Na semana passada, os responsáveis pela condenação e humilhação públicas de um suspeito negro, pobre e analfabeto descobriram que os jornalistas não estão acima da lei. Enfim, uma boa notícia.

Basta ligar a televisão para ter certeza de que nem essa jornalista, nem esse apresentador, nem essa rede de TV são os únicos a violar direitos previstos em lei, especialmente contra presos e contra favelados e moradores das periferias do Brasil. Especialmente, portanto, contra os mais frágeis e com menos acesso à Justiça. Vale a pena lembrar que o número de defensores públicos no Brasil é insuficiente – em São Paulo, por exemplo, segundo relatório feito pela Pastoral Carcerária Nacional e pelo Instituto Terra, Trabalho e Cidadania, há apenas 500 defensores públicos para prestar assistência jurídica à população carente. E quase 60 mil presos que nunca foram julgados.

Como também sabemos, nenhum jornalista publica ou veicula o que quer. Para que reportagens como esta tenham espaço é preciso que exista antes uma estrutura disposta a permitir que os maus profissionais violem as leis. Em última instância, também quem anuncia seus produtos em programas que exibem esse tipo de reportagem está sendo conivente e estimulando a violação de direitos.

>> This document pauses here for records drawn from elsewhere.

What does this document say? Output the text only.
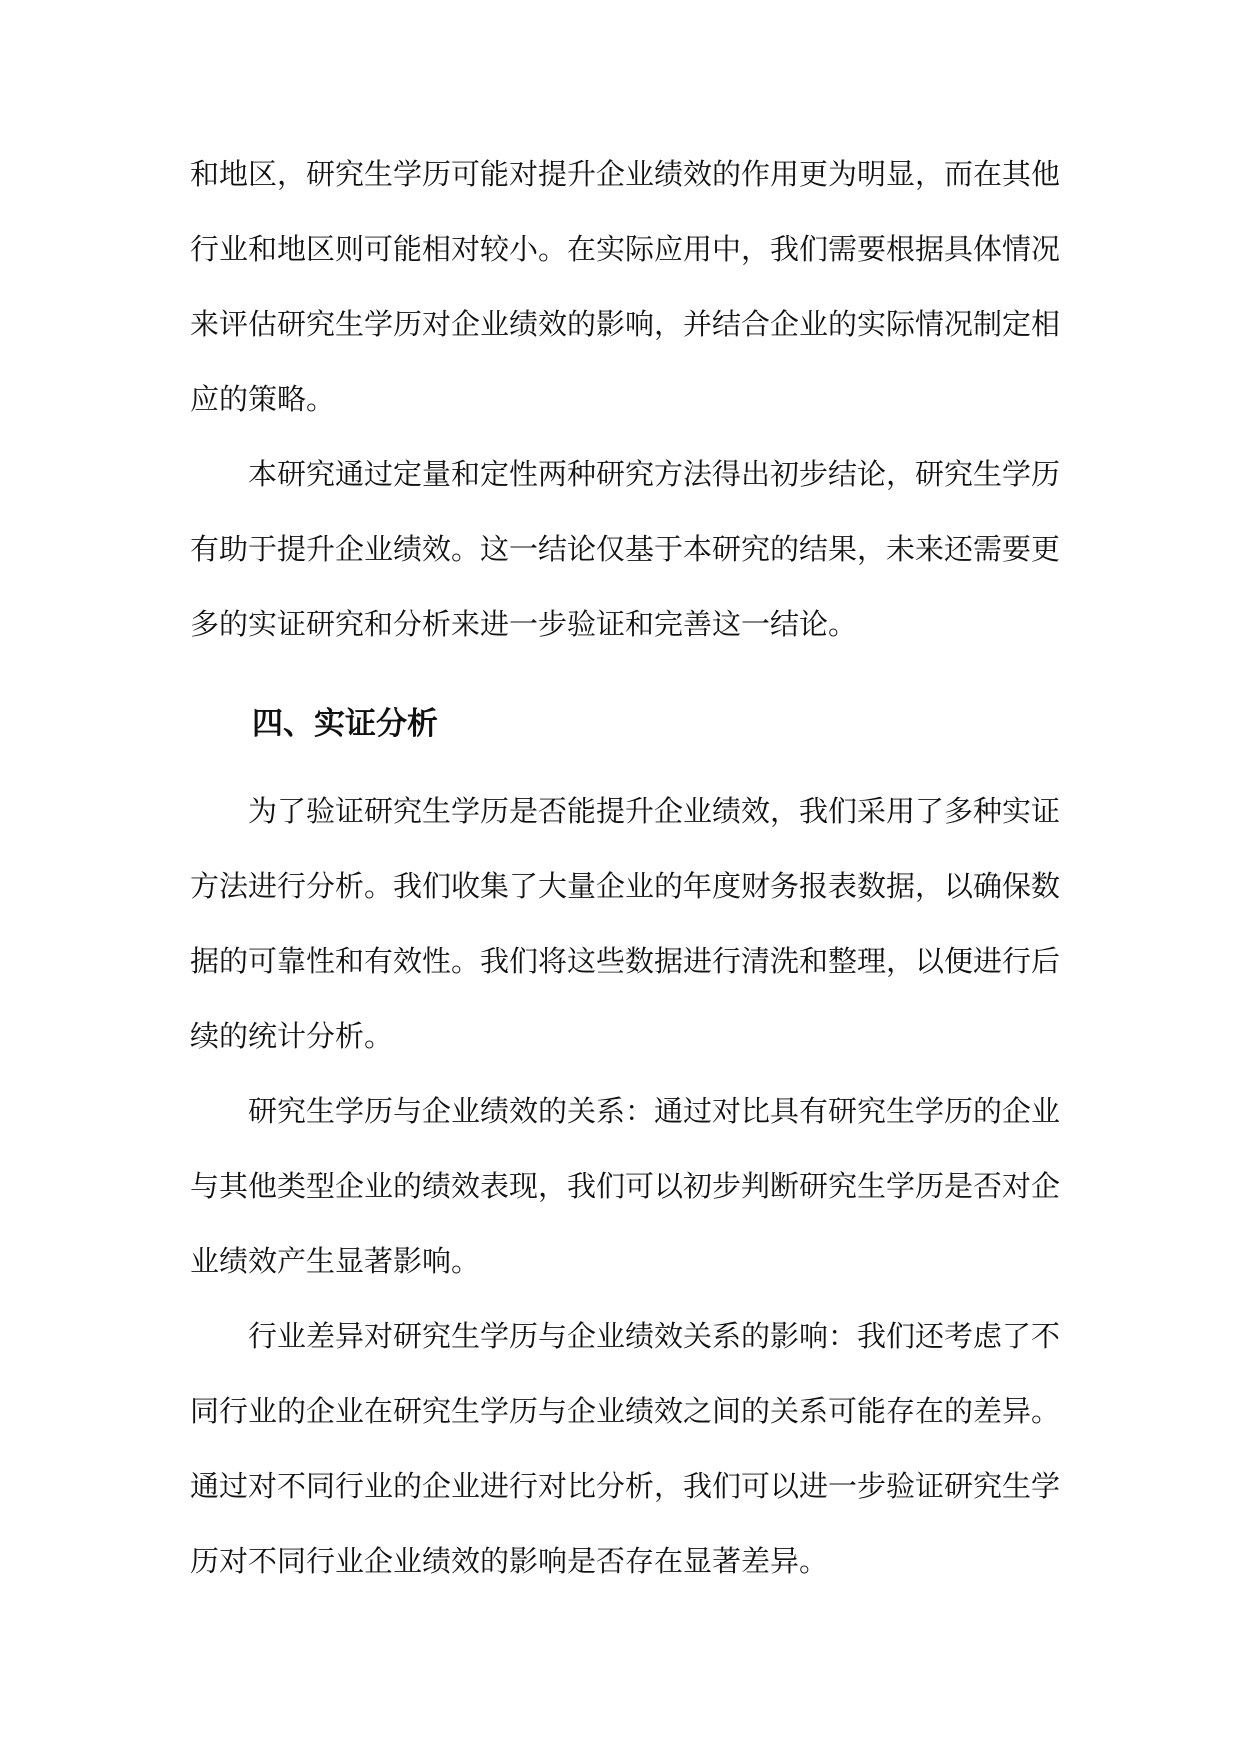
和地区，研究生学历可能对提升企业绩效的作用更为明显，而在其他行业和地区则可能相对较小。在实际应用中，我们需要根据具体情况来评估研究生学历对企业绩效的影响，并结合企业的实际情况制定相应的策略。

本研究通过定量和定性两种研究方法得出初步结论，研究生学历有助于提升企业绩效。这一结论仅基于本研究的结果，未来还需要更多的实证研究和分析来进一步验证和完善这一结论。

四、实证分析

为了验证研究生学历是否能提升企业绩效，我们采用了多种实证方法进行分析。我们收集了大量企业的年度财务报表数据，以确保数据的可靠性和有效性。我们将这些数据进行清洗和整理，以便进行后续的统计分析。

研究生学历与企业绩效的关系：通过对比具有研究生学历的企业与其他类型企业的绩效表现，我们可以初步判断研究生学历是否对企业绩效产生显著影响。

行业差异对研究生学历与企业绩效关系的影响：我们还考虑了不同行业的企业在研究生学历与企业绩效之间的关系可能存在的差异。通过对不同行业的企业进行对比分析，我们可以进一步验证研究生学历对不同行业企业绩效的影响是否存在显著差异。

A responsabilidade não acaba aí. Nos blogs, onde o vídeo foi denunciado como uma violação de Direitos Humanos, parte dos comentários dos leitores pode ser assim resumida: “Ah, mas ele não é nenhum inocente”. Ou: “Queria ver se fosse você que ele tivesse assaltado”. São afirmações estúpidas, mas elas ajudam a explicar por que esse tipo de abordagem tem audiência. Persiste ainda no Brasil uma ideia de condenação sem julgamento – e o linchamento público, via TV, é uma das formas mais apreciadas de exercer a barbárie. Até porque, dessa forma, ninguém precisa sujar as mãos de sangue.

É preciso, porém, lembrar o óbvio: até ser julgado, um suspeito é um suspeito. E só o ritual da Justiça poderá dizer se ele é culpado ou inocente. E, mesmo culpado, ele vai cumprir a pena determinada pela lei, mas continuará a ter direitos. E esta é uma conquista da civilização – contra a barbárie.

É também por causa da vontade de fazer “justiça” com as próprias mãos de parte da população que o mau jornalista se sente “autorizado” a se colocar no lugar de juiz e condenar um suspeito no tribunal midiático. Quem o legitima não são as leis tão duramente conquistadas no processo democrático, mas a audiência. Quem legitima o mau jornalismo é justamente esse tipo de comentário: “Ah, mas ele não é nenhum inocente” ou “Queria ver se fosse você que ele tivesse assaltado”.

“Queria ver se fosse você que ele tivesse assaltado”.

Para esse tipo de raciocínio valer e o mau jornalismo continuar tendo espaço é preciso que a sociedade decida que não existem leis no Brasil e que os suspeitos perdem todos os direitos e devem ser linchados sem julgamento, nas ruas ou na TV. E isso vale para todos – e também para aqueles que gostam de expressar sua sanha porque pensam estar a salvo da sanha alheia.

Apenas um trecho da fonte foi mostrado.